I’m not trying to be morbid here, just real, because this is something that affects us all. My husband and I got married almost three years ago. Can I just say that I love being married to that guy? And I feel like our relationship has been really blessed. That being said, it’s also been three very, very hard years in terms of just about everything else. I’m not going into it now, but those of you who know me know some of the story. I also have some really sweet friends who have had to face things that make me weep. I don’t understand the meaning of it all.
What I do understand is this: a lot of people, especially people who are youngish and haven’t gone through a life-altering loss yet, don’t really get grief.
So let’s talk about it.
Grief is not sadness. They are related, but sadness is fluff compared to grief. As you move further away in time- from that person or thing that you lost, the event- sadness lurks quietly behind the laughter, behind the other things that come to occupy your time. Ideally, it’s there, but it’s not demanding your full attention. It changes you, maybe for the better, as you live with it and learn to be happy despite it’s continual prescence. It’s like a constant weight, and knowing how to counter-balance it properly makes you stronger. People tell you how strong you are, and that seems ridiculous at first because they have no idea how not okay you feel. But as you learn to live with it, you realize that you are actually pretty “strong.” You must be.

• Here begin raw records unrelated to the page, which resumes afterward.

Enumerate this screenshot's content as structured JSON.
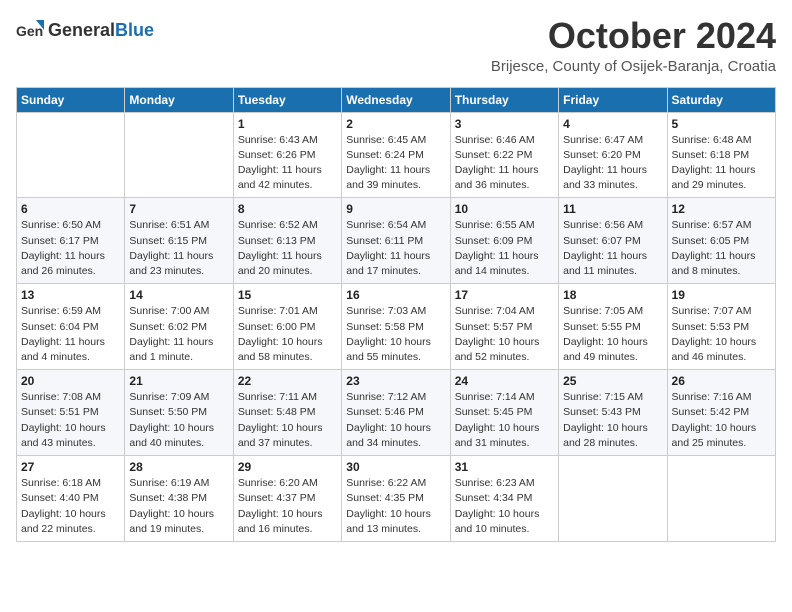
{
  "header": {
    "logo_general": "General",
    "logo_blue": "Blue",
    "month_title": "October 2024",
    "location": "Brijesce, County of Osijek-Baranja, Croatia"
  },
  "days_of_week": [
    "Sunday",
    "Monday",
    "Tuesday",
    "Wednesday",
    "Thursday",
    "Friday",
    "Saturday"
  ],
  "weeks": [
    [
      {
        "day": "",
        "detail": ""
      },
      {
        "day": "",
        "detail": ""
      },
      {
        "day": "1",
        "detail": "Sunrise: 6:43 AM\nSunset: 6:26 PM\nDaylight: 11 hours and 42 minutes."
      },
      {
        "day": "2",
        "detail": "Sunrise: 6:45 AM\nSunset: 6:24 PM\nDaylight: 11 hours and 39 minutes."
      },
      {
        "day": "3",
        "detail": "Sunrise: 6:46 AM\nSunset: 6:22 PM\nDaylight: 11 hours and 36 minutes."
      },
      {
        "day": "4",
        "detail": "Sunrise: 6:47 AM\nSunset: 6:20 PM\nDaylight: 11 hours and 33 minutes."
      },
      {
        "day": "5",
        "detail": "Sunrise: 6:48 AM\nSunset: 6:18 PM\nDaylight: 11 hours and 29 minutes."
      }
    ],
    [
      {
        "day": "6",
        "detail": "Sunrise: 6:50 AM\nSunset: 6:17 PM\nDaylight: 11 hours and 26 minutes."
      },
      {
        "day": "7",
        "detail": "Sunrise: 6:51 AM\nSunset: 6:15 PM\nDaylight: 11 hours and 23 minutes."
      },
      {
        "day": "8",
        "detail": "Sunrise: 6:52 AM\nSunset: 6:13 PM\nDaylight: 11 hours and 20 minutes."
      },
      {
        "day": "9",
        "detail": "Sunrise: 6:54 AM\nSunset: 6:11 PM\nDaylight: 11 hours and 17 minutes."
      },
      {
        "day": "10",
        "detail": "Sunrise: 6:55 AM\nSunset: 6:09 PM\nDaylight: 11 hours and 14 minutes."
      },
      {
        "day": "11",
        "detail": "Sunrise: 6:56 AM\nSunset: 6:07 PM\nDaylight: 11 hours and 11 minutes."
      },
      {
        "day": "12",
        "detail": "Sunrise: 6:57 AM\nSunset: 6:05 PM\nDaylight: 11 hours and 8 minutes."
      }
    ],
    [
      {
        "day": "13",
        "detail": "Sunrise: 6:59 AM\nSunset: 6:04 PM\nDaylight: 11 hours and 4 minutes."
      },
      {
        "day": "14",
        "detail": "Sunrise: 7:00 AM\nSunset: 6:02 PM\nDaylight: 11 hours and 1 minute."
      },
      {
        "day": "15",
        "detail": "Sunrise: 7:01 AM\nSunset: 6:00 PM\nDaylight: 10 hours and 58 minutes."
      },
      {
        "day": "16",
        "detail": "Sunrise: 7:03 AM\nSunset: 5:58 PM\nDaylight: 10 hours and 55 minutes."
      },
      {
        "day": "17",
        "detail": "Sunrise: 7:04 AM\nSunset: 5:57 PM\nDaylight: 10 hours and 52 minutes."
      },
      {
        "day": "18",
        "detail": "Sunrise: 7:05 AM\nSunset: 5:55 PM\nDaylight: 10 hours and 49 minutes."
      },
      {
        "day": "19",
        "detail": "Sunrise: 7:07 AM\nSunset: 5:53 PM\nDaylight: 10 hours and 46 minutes."
      }
    ],
    [
      {
        "day": "20",
        "detail": "Sunrise: 7:08 AM\nSunset: 5:51 PM\nDaylight: 10 hours and 43 minutes."
      },
      {
        "day": "21",
        "detail": "Sunrise: 7:09 AM\nSunset: 5:50 PM\nDaylight: 10 hours and 40 minutes."
      },
      {
        "day": "22",
        "detail": "Sunrise: 7:11 AM\nSunset: 5:48 PM\nDaylight: 10 hours and 37 minutes."
      },
      {
        "day": "23",
        "detail": "Sunrise: 7:12 AM\nSunset: 5:46 PM\nDaylight: 10 hours and 34 minutes."
      },
      {
        "day": "24",
        "detail": "Sunrise: 7:14 AM\nSunset: 5:45 PM\nDaylight: 10 hours and 31 minutes."
      },
      {
        "day": "25",
        "detail": "Sunrise: 7:15 AM\nSunset: 5:43 PM\nDaylight: 10 hours and 28 minutes."
      },
      {
        "day": "26",
        "detail": "Sunrise: 7:16 AM\nSunset: 5:42 PM\nDaylight: 10 hours and 25 minutes."
      }
    ],
    [
      {
        "day": "27",
        "detail": "Sunrise: 6:18 AM\nSunset: 4:40 PM\nDaylight: 10 hours and 22 minutes."
      },
      {
        "day": "28",
        "detail": "Sunrise: 6:19 AM\nSunset: 4:38 PM\nDaylight: 10 hours and 19 minutes."
      },
      {
        "day": "29",
        "detail": "Sunrise: 6:20 AM\nSunset: 4:37 PM\nDaylight: 10 hours and 16 minutes."
      },
      {
        "day": "30",
        "detail": "Sunrise: 6:22 AM\nSunset: 4:35 PM\nDaylight: 10 hours and 13 minutes."
      },
      {
        "day": "31",
        "detail": "Sunrise: 6:23 AM\nSunset: 4:34 PM\nDaylight: 10 hours and 10 minutes."
      },
      {
        "day": "",
        "detail": ""
      },
      {
        "day": "",
        "detail": ""
      }
    ]
  ]
}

Moments of true grief strike differently, I think. They take priority after a loss, but once sadness fills in they start to come further apart. You’ll be going about your life, balancing the past and future, sadness and pleasure, then, suddenly, it hits. Someone says something or you see an object or smell a fragrance that brings up a memory. Suddenly, an iron fist has your heart, and you can’t breathe. It’s like your eyelids are peeled backward and you are forced to see things, feel things, that hurt too much. It’s a nightmare that you have to experience. Again. You are forced to acknowledge the realness of this gaping hole that was made in your life, that was made in the person you used to be.

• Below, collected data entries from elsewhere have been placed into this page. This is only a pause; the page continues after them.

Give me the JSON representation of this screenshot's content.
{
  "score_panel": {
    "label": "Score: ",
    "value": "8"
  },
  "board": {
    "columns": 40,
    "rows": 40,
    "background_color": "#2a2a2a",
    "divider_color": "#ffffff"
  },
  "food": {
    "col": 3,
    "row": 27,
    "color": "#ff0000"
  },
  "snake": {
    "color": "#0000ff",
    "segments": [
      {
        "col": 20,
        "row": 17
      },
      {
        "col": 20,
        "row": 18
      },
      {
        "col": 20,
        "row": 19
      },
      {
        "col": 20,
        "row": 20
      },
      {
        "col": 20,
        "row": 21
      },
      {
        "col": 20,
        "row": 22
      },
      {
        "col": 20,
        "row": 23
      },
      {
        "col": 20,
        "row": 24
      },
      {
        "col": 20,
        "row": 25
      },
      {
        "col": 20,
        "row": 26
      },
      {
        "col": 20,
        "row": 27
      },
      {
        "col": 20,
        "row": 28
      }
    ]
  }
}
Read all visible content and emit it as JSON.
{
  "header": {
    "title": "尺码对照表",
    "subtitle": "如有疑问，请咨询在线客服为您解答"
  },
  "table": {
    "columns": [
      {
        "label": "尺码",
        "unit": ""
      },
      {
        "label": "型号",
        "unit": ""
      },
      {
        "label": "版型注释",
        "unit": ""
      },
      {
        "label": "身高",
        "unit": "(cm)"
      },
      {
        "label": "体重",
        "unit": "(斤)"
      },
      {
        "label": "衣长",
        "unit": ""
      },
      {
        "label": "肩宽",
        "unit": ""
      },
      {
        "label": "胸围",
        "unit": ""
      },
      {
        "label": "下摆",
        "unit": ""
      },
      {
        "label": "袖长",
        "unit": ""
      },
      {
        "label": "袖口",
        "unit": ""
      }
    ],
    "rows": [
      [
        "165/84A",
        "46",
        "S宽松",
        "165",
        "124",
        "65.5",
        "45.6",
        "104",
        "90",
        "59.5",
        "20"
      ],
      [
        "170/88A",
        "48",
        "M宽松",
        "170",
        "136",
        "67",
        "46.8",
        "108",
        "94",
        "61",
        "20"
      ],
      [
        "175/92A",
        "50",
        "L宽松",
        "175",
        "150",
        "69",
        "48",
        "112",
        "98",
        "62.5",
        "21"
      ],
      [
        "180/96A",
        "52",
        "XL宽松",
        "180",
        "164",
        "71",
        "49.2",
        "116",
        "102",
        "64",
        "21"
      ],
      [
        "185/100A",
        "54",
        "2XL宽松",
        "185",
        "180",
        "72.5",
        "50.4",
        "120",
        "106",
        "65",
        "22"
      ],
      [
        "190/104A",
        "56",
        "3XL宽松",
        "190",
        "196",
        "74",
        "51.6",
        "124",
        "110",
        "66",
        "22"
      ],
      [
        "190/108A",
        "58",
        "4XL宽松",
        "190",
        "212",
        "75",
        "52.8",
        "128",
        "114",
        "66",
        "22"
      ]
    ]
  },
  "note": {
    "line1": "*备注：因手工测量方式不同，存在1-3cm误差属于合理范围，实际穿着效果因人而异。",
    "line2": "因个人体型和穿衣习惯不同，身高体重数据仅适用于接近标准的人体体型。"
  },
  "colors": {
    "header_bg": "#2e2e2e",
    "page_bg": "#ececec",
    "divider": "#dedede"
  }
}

How does the heart keep beating?
The moment passes.
You can breath again. Sort of. No one around you even knew. As time has passed, you’ve learned not to mention it anymore, not to cry, not to miss a beat in the conversation. You look at your watch, maybe. It only lasted a few seconds. Felt like forever.
Life pushes new things at you every second. You can’t live in the past, or you’ll miss it. People tell you this all the time in response to your grief. They may say, “Don’t be sad. Life is too short.” People may be uncomfortable with you. People may force you to act differently than how you feel.
And that’s okay. They may not understand, but they do have a point. You can’t live in the dark forever.
Even so, don’t be fooled. Sadness is not weakness. Moments of grief are not weakness. They mean, “This happened, and it changed everything. This mattered.” There is nothing wrong with sadness. There is nothing wrong with experiencing grief. So let yourself hurt when you need to hurt, but also learn how to heal. Let yourself learn how to come through the dark and then back to the light again. Don’t force the pain in the closet, bring it out into the room and let the happy things in life crowd around it, making a glorious mess.
In my opinion?
Grief is complicated. Life is complicated. You are complicated.
To quote Forrest Gump: “That’s all I have to say about that.”